Debía idear una forma de seducir a mi becaria , pensaba mientras conversaba con mi joven compañera de compras. Sin embargo, no encontraba una forma sutil de hacerlo. Al fin y al cabo, Julieta y yo habíamos tenido una relación puramente laboral, con poco tiempo para compartir como verdaderas amigas.

—Me sirves otra copa, Ana —pidió mi becaria, muy animada por el alcohol.

Fui hasta la botella y serví la copa de Julieta y la mía. Entonces, tuve una idea. Rebusqué en mi cartera y tomé un portamonedas de terciopelo que estaba dentro del sobre que me había entregado mi jefe y que yo había separado. Dentro del portamonedas había cuatro dosis de MDMA. También saqué mi móvil para disimular lo que hacía.

Observé a Julieta. Mi becaria estaba muy ocupada con una falda y unas sandalias, así que aproveché para extraer del portamonedas un diminuto comprimido. Una de las dosis de éxtasis. Mi jefe me había facilitado cocaína y éxtasis esa mañana. Jorge era un maldito depredador, un corruptor. Sin embargo, cuando la oveja ya no quiere ser oveja no le queda más remedio que buscar al lobo. Ya no le ve como una amenaza. Más bien ve en el lobo una oportunidad de escapar de esa vida de pasto y tedio. Esa mañana había dejado que Jorge me corrompiera. Yo quería volver a ser una loba otra vez.

A pesar de la certidumbre que haría lo que tenía que hacer, dudé. Sabía que lo que estaba a punto de realizar era un acto de traición, un acto punible. Sin embargo, estaba desesperada. Necesitaba cumplir con mi parte del trato y llevar a la cama a Julieta; entregarla a Jorge Larraín, mi jefe. Sólo así evitaría un posible despido o que mi jefe me maltratara laboralmente. Era nuestro acuerdo de paz entre Jorge y yo. Y así podría concentrarme en mi ascenso, tal vez lograr una jefatura. Con un poco de tiempo y tranquilidad podría, como había logrado mi esposo, aspirar a ser socia adjunta de la firma.

Cumpliendo mi parte del acuerdo sería el inicio de la realización de mis sueños. Estaba segura que llegaría la estabilidad laboral y económica; lo que me permitiría tener una vida normal, un matrimonio normal. Sólo necesitaba aprovechar que mi marido estaba fuera del país y pasar una única noche con mi jefe y mi becaria. Eran pequeños sacrificio: un desliz que enterraría en el pasado. Nadie se enteraría, nadie debía enterarse. Sepultado el muerto, todo quedaría en el olvido; sólo el futuro al frente.

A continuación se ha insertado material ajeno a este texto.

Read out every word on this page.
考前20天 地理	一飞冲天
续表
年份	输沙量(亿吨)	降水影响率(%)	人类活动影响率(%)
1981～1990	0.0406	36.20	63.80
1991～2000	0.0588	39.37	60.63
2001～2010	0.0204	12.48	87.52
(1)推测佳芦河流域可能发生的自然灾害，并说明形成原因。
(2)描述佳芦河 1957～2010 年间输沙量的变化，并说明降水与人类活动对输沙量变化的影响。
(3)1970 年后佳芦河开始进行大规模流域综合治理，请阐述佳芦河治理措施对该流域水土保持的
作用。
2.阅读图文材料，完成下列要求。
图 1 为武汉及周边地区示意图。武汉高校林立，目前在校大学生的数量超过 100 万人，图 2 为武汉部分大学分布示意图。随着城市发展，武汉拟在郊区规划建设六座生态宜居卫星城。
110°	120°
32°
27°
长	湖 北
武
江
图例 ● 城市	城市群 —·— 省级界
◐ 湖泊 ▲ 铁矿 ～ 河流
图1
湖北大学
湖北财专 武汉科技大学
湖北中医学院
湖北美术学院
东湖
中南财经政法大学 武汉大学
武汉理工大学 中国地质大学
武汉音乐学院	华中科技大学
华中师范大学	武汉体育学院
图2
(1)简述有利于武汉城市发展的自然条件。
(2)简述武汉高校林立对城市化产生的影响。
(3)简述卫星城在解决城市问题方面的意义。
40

Pero quedaba poco tiempo. Tenía hasta el viernes por la noche, solo un día para lograr mi objetivo. Por lo tanto, debía progresar con Julieta. Tomé la dosis de droga y con mis uñas y dedos molí el éxtasis en la copa de mi becaria. Con un dedo la mezclé tanto como pude en esos apremiantes segundos. Luego llevé una dosis de éxtasis a mi boca y la tragué. Me chupé los dedos, sintiendo el sabor de la droga. Lo hice para no sentir que traicionaba de tan mala forma a Julieta. De esa forma Julieta y yo estaríamos, en cierta forma, igualadas.

—Toma tu copa, preciosa —le dije a mi becaria—. Ahora hagamos un nuevo brindis.

—Salud —dijo Julieta.

—Salud —respondí, mi corazón latía muy fuerte—. Por nosotras.

—Por nosotras —repitió.

Seguimos bebiendo a sorbitos, cuidándonos, y probándonos ropa. Compramos unas sandalias y un vestido de fiesta dorado para Julieta y para mí un crop top blanco muy sugerente. En ese minuto, propuse comprar lencería. Algo súper sexy , aconsejé, y Julieta estuvo de acuerdo. Mi becaria se marchó con una vendedora y yo me senté. Me sentía achispada por la botella de champaña y tuve que beber de una botella de agua que nos habían dejado. Esperaba diluir un poco el alcohol.

Dejé que los minutos pasaran para tranquilizarme y poner mi mente en orden. Me sentía sofocada. Era un día brillante y caluroso de verano, me sentía alegre y jovial: una especie de júbilo. Tal vez era el éxtasis, pensé. Comenzaba a hacer efecto en mi cuerpo. Bebí más agua, a largos sorbos.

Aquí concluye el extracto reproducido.